Indian Times
3:00 pm
Fri December 13, 2013

A Look Back: Buffy Sainte-Marie In Oklahoma

This week we re-visit an interview with Buffy Sainte-Marie, singer, songwriter, and a member of the Cree Nation.

Credit Buffy Sainte-Marie

In the 1960’s she, all alone, toured North America’s colleges, reservations and concert halls. She came after the beatniks and before the hippies. She was met with enthusiasm by audiences and record executives who were expecting an Indian princess in fringes but were instead entertained and educated by a dose of Native American reality in the flesh.  

Since those first concert tours, Buffy Sainte-Marie continued to grow her music as well as her life experience. A victim of political blacklisting, she also received many awards, including a Golden Globe and Academy Award for her song, “Up Where We Belong” from the film An Officer and A Gentleman.  She spent five years on Sesame Street, scored movies and raised a son.

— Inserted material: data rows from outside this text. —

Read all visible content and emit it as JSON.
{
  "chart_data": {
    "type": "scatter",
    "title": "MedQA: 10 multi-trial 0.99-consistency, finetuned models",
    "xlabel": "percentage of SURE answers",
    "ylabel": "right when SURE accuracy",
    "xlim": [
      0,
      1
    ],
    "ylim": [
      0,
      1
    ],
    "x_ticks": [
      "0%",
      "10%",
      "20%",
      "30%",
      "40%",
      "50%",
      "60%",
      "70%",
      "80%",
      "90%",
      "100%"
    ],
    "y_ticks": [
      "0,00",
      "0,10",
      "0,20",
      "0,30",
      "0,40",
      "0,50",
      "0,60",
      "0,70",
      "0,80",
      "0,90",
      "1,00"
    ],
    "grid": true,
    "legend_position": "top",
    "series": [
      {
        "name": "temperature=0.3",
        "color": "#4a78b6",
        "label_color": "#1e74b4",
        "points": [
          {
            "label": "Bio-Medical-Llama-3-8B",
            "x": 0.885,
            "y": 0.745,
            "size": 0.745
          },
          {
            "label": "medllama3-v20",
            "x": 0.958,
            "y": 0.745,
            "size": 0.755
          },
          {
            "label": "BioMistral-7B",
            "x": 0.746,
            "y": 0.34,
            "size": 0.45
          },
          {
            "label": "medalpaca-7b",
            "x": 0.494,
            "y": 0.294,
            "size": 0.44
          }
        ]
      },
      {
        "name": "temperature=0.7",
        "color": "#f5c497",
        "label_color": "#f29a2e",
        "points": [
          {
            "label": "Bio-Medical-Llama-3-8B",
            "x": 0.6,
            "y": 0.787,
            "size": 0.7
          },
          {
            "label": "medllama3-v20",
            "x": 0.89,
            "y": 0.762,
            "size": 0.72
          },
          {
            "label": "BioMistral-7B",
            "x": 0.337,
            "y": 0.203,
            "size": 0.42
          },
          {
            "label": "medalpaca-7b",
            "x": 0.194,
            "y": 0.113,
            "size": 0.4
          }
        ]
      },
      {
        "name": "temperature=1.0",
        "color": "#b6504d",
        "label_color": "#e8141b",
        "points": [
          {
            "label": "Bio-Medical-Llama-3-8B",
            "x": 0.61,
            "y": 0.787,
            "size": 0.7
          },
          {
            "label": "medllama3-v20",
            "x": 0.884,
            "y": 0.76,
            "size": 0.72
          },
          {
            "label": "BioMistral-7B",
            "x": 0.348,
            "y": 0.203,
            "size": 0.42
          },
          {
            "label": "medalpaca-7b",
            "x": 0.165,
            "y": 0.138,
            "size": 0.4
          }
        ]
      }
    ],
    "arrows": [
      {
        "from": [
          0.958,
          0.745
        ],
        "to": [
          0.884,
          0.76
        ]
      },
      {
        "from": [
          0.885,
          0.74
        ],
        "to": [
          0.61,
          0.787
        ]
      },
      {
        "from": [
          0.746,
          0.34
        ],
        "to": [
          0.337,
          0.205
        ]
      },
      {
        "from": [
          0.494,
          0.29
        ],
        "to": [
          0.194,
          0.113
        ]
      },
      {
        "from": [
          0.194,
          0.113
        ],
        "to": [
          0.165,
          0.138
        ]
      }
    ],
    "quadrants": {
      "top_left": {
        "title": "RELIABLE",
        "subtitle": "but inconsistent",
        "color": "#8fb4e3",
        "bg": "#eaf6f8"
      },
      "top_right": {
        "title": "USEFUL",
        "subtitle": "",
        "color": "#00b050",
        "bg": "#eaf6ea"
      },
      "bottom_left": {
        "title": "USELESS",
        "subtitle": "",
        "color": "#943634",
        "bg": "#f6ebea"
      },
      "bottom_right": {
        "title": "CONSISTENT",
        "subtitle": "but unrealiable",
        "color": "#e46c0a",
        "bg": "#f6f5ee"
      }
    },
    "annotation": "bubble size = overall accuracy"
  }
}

She is one of those rare people that melds her passions with her art, politically and otherwise. She brought all that to the little stage at Andrews Park in Norman, Oklahoma last March to educate on the potential dangers of the KXL Pipeline running through the middle of the state of Oklahoma.

“I'm coming really because of the pipeline issue,” Sainte-Marie said. “Although I was born in Saskatchewan like a lot of aboriginal people in Canada, we are very very much aware of this issue.”

Canada is also where the grass roots movement Idle No More began. Sainte-Marie laughs a small laugh and says, “Idle No More was actually started in my home province of Saskatchewan by four women, three of them aboriginal.”

“And you know it’s a very very exciting movement because Idle No More is not some kind of an organization with a president and a vice president and a secretary and rules, no! It’s an acknowledgement that many many of us have been working year after year after year on environmental issues, and treaty issues, sovereignty issues” Sainte-Marie said.

Buffy is no stranger to vocalizing on what is important to her.

“I've been writing about these issues as a songwriter for a very long time. One of the first songs that I wrote having to do with protection of indigenous treaties was called "Now That The Buffalo Is Gone."

“It became very well known in the '60's. It was talking about the oldest treaty in the congressional archives which had been signed between the Seneca people and George Washington,” Sainte-Marie said.

“Even then we were protesting. There's a lot of good news though, part of the good news is that people are independently, on their own, with their own hearts and brains and experience, sticking up for treaties and of course, in this case, the environment,” Sainte-Marie said.

“Things have gotten better, I mean social networking has really really helped to organize what's going on in the case of Idle No More. People from everywhere are able to express their opinions, do it on their own timetables, flash mobs all across Canada and beyond the Canadian borders have helped to very peacefully, very well coordinated yet entirely spontaneously support the issues and educate people at the same times.”

When questioned if she thought that at her age, 72, she would still be in the fight, she quickly responded with, “Ohhh...I must correct you, it’s not a fight.”

“The answer to your question is yes, but it's not a fight. And I really, really have to correct people when they say ‘oh you're a warrior for peace.’ No, I'm not a warrior, I don't make war. Alternative conflict resolution I think is a much much better description of what it is I was doing then and what I'm still doing. And I'm not at all surprised that I'm still involved in non-violent struggle and trying to make the world better. And yet isn't it interesting that the language has changed, we didn't used to talk about fighting for peace.”

Saint-Marie was excited to bring her music to Oklahoma back in March. In her breathy smoky voice, “Ohhh, man I'm bringing my band to Norman.”

“In the 1960's and '70's under the Johnson and Nixon administrations, my music was not allowed to be heard in Indian areas. As a matter of fact, you know the blacklisting that happened with me and some other artists was pretty much nationwide in the U.S. But not in Canada, not in Europe, not in Asia and not Down Under,” Sainte-Marie said.

“So consequently I've only appeared a couple of times in the past 50 years in Oklahoma, where all the Indians are!”

“I'm not very well known in those areas. You know, the way that artists and outspoken people are kept out of an area is pretty sleazy. It’s not like the government comes down on you, it’s not like that,” Sainte-Marie said.

“A bunch of guys in the backrooms of political administrations make nasty phone calls and you are out of business. You are not going to appear in those areas. So it’s very exciting for me and for Oklahoma audiences to be able to get together on an issue that is vitally important.”

Currently, the Wanuskewin Heritage Park is exhibiting Sixteen Million Colours featuring eleven of Buffy Sainte-Marie’s works created with digital and photographic technology. Wanuskewin Heritage Park is located near the west bank of the South Saskatchewan River, just three kilometers north of Saskatoon, Saskatchewan.